PRP-1

[preda]

Quote:

Originally Posted by a1call

Well, p-1 < p
and
for any given prime

p ! a^(p-1)-1 for all a coprime to p.

See Fermat's little Theorem which pops up here periodically.

Yes indeed! so 2^(p-1) - 1 has p as a factor,
and also 2^((p-1) * k) - 1 has p as a factor.

[preda]

Quote:

Originally Posted by preda

Yes indeed! so 2^(p-1) - 1 has p as a factor,
and also 2^((p-1) * k) - 1 has p as a factor.

Based on this, I can do a theoretical characterization of the the strength of the PRP-1:
Doing the PRP for M(exp), we compute 3^(2^k) for all k < Exp.

In the extreme we do the "trial P-1" multiplication at every iteration of the PRP-1 (that's why this is "theoretical" vs. "practical"). So we cover all the primes p < exp.

If we start with Base=3^powerSmooth(B1), with the PRP-1 we also cover all the primes p<exp (at least individually), which is at least as strong as a P-1 test with bounds B1, and B2=Exp.

[science_man_88]

http://www.mersenneforum.org/showthread.php?t=17126 if you need it.

[preda]

Quote:

Originally Posted by preda

Yes indeed! so 2^(p-1) - 1 has p as a factor,
and also 2^((p-1) * k) - 1 has p as a factor.

This also suggests a practical approach for selecting the iterations k at which to apply the "P-1 trial".

Let d(i) (i=1..n) be the divisors of k. (The divisors d(i) can be composite)

For a prime "p", we say that "k covers p" if p-1 is a divisor of k. i.e. there exists "i" such that p == d(i) + 1.

The goal becomes to build a small set of Ks that together cover all the primes < Exp (when testing M(Exp)).

[preda]

Quote:

Originally Posted by preda

This also suggests a practical approach for selecting the iterations k at which to apply the "P-1 trial".

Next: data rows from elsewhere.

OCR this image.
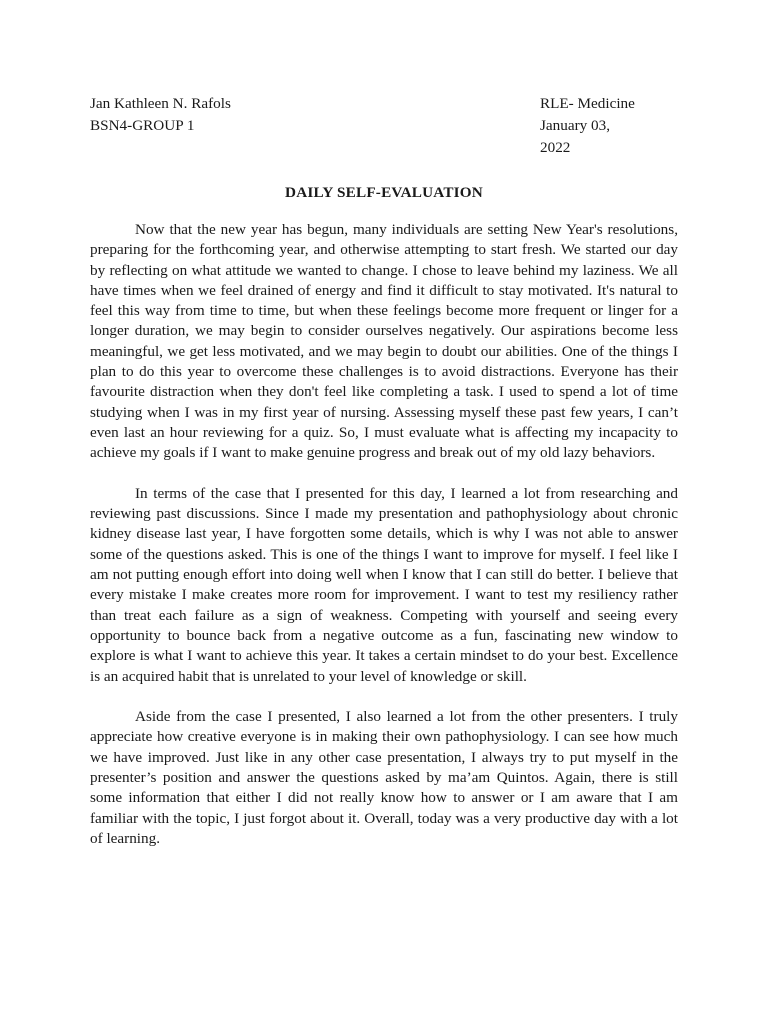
Jan Kathleen N. Rafols	RLE- Medicine
BSN4-GROUP 1	January 03, 2022
DAILY SELF-EVALUATION

Now that the new year has begun, many individuals are setting New Year's resolutions, preparing for the forthcoming year, and otherwise attempting to start fresh. We started our day by reflecting on what attitude we wanted to change. I chose to leave behind my laziness. We all have times when we feel drained of energy and find it difficult to stay motivated. It's natural to feel this way from time to time, but when these feelings become more frequent or linger for a longer duration, we may begin to consider ourselves negatively. Our aspirations become less meaningful, we get less motivated, and we may begin to doubt our abilities. One of the things I plan to do this year to overcome these challenges is to avoid distractions. Everyone has their favourite distraction when they don't feel like completing a task. I used to spend a lot of time studying when I was in my first year of nursing. Assessing myself these past few years, I can’t even last an hour reviewing for a quiz. So, I must evaluate what is affecting my incapacity to achieve my goals if I want to make genuine progress and break out of my old lazy behaviors.

In terms of the case that I presented for this day, I learned a lot from researching and reviewing past discussions. Since I made my presentation and pathophysiology about chronic kidney disease last year, I have forgotten some details, which is why I was not able to answer some of the questions asked. This is one of the things I want to improve for myself. I feel like I am not putting enough effort into doing well when I know that I can still do better. I believe that every mistake I make creates more room for improvement. I want to test my resiliency rather than treat each failure as a sign of weakness. Competing with yourself and seeing every opportunity to bounce back from a negative outcome as a fun, fascinating new window to explore is what I want to achieve this year. It takes a certain mindset to do your best. Excellence is an acquired habit that is unrelated to your level of knowledge or skill.

Aside from the case I presented, I also learned a lot from the other presenters. I truly appreciate how creative everyone is in making their own pathophysiology. I can see how much we have improved. Just like in any other case presentation, I always try to put myself in the presenter’s position and answer the questions asked by ma’am Quintos. Again, there is still some information that either I did not really know how to answer or I am aware that I am familiar with the topic, I just forgot about it. Overall, today was a very productive day with a lot of learning.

Let d(i) (i=1..n) be the divisors of k. (The divisors d(i) can be composite)

For a prime "p", we say that "k covers p" if p-1 is a divisor of k. i.e. there exists "i" such that p == d(i) + 1.

The goal becomes to build a small set of Ks that together cover all the primes < Exp (when testing M(Exp)).

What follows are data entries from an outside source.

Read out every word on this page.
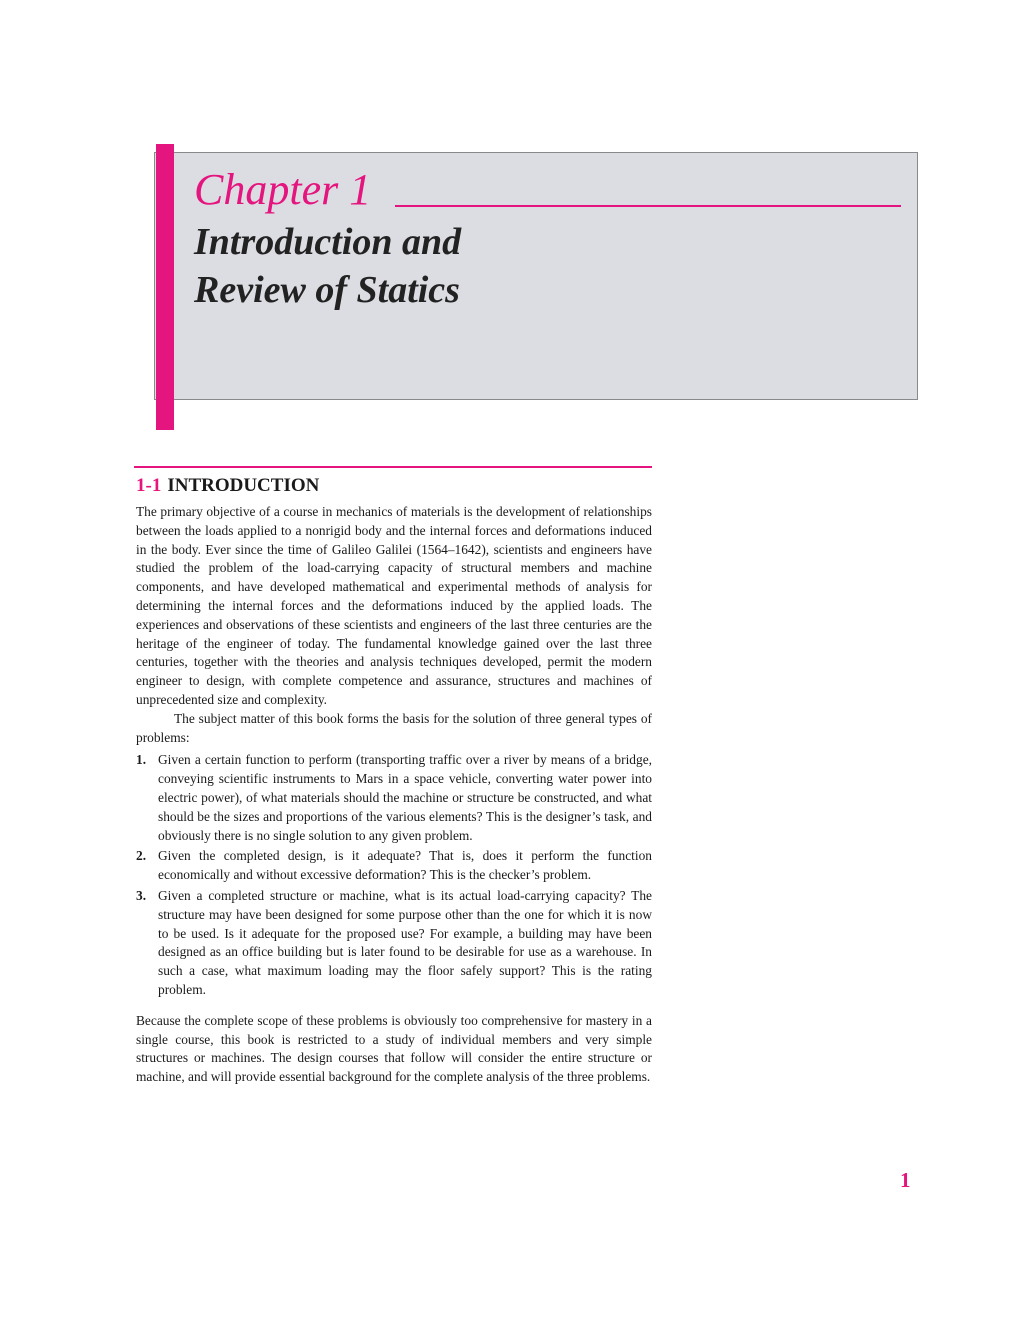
Chapter 1
Introduction and
Review of Statics
1-1 INTRODUCTION

The primary objective of a course in mechanics of materials is the development of relationships between the loads applied to a nonrigid body and the internal forces and deformations induced in the body. Ever since the time of Galileo Galilei (1564–1642), scientists and engineers have studied the problem of the load-carrying capacity of structural members and machine components, and have developed mathematical and experimental methods of analysis for determining the internal forces and the deformations induced by the applied loads. The experiences and observations of these scientists and engineers of the last three centuries are the heritage of the engineer of today. The fundamental knowledge gained over the last three centuries, together with the theories and analysis techniques developed, permit the modern engineer to design, with complete competence and assurance, structures and machines of unprecedented size and complexity.

The subject matter of this book forms the basis for the solution of three general types of problems:

1. Given a certain function to perform (transporting traffic over a river by means of a bridge, conveying scientific instruments to Mars in a space vehicle, converting water power into electric power), of what materials should the machine or structure be constructed, and what should be the sizes and proportions of the various elements? This is the designer’s task, and obviously there is no single solution to any given problem.
2. Given the completed design, is it adequate? That is, does it perform the function economically and without excessive deformation? This is the checker’s problem.
3. Given a completed structure or machine, what is its actual load-carrying capacity? The structure may have been designed for some purpose other than the one for which it is now to be used. Is it adequate for the proposed use? For example, a building may have been designed as an office building but is later found to be desirable for use as a warehouse. In such a case, what maximum loading may the floor safely support? This is the rating problem.

Because the complete scope of these problems is obviously too comprehensive for mastery in a single course, this book is restricted to a study of individual members and very simple structures or machines. The design courses that follow will consider the entire structure or machine, and will provide essential background for the complete analysis of the three problems.

1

A greedy approach would be: as the PRP-1 progresses, so k iterates from 1 to Exp-1, regularly select a k that covers a large number of primes not yet covered by any previously selected Ks.

the set cover(k) = {p prime, such that p-1 | k}

[science_man_88]

Quote:

Originally Posted by preda

This also suggests a practical approach for selecting the iterations k at which to apply the "P-1 trial".

Let d(i) (i=1..n) be the divisors of k. (The divisors d(i) can be composite)

For a prime "p", we say that "k covers p" if p-1 is a divisor of k. i.e. there exists "i" such that p == d(i) + 1.

The goal becomes to build a small set of Ks that together cover all the primes < Exp (when testing M(Exp)).

no prime in that range can divide it.

[preda]

Quote:

Originally Posted by science_man_88

no prime in that range can divide it.

In particular, any prime p is covered by k==p-1.

[science_man_88]

Quote:

Originally Posted by preda

In particular, any prime p is covered by k==p-1.

my point was that no prime less than 2p+1 where p is the prime exponent can divide a Mersenne with that prime exponent. Maybe I misunderstand you.

[preda]

Quote:

Originally Posted by science_man_88

my point was that no prime less than 2p+1 where p is the prime exponent can divide a Mersenne with that prime exponent. Maybe I misunderstand you.

I'm not talking about factors of M(p). I'm talking about factors that go into the Pollard's P-1 algorithm.

[science_man_88]

Quote:

Originally Posted by preda

I'm not talking about factors of M(p). I'm talking about factors that go into the Pollard's P-1 algorithm.

roght but if you want to factor a mersennes using it those other types of factors only come up in composite exponents.

[preda]

Quote:

Originally Posted by a1call

Well, p-1 < p
and
for any given prime

p ! a^(p-1)-1 for all a coprime to p.

See Fermat's little Theorem which pops up here periodically.

I see that for some primes p, there is k < p-1 such that p | 2^k - 1. (if k is the smallest such that p | 2^k - 1, then k | p - 1).

For which primes does this happen? (i.e. for which p prime, there exists k < p - 1 such that p | 2^k - 1)

An example is p==7, where 7 | 2^3 - 1.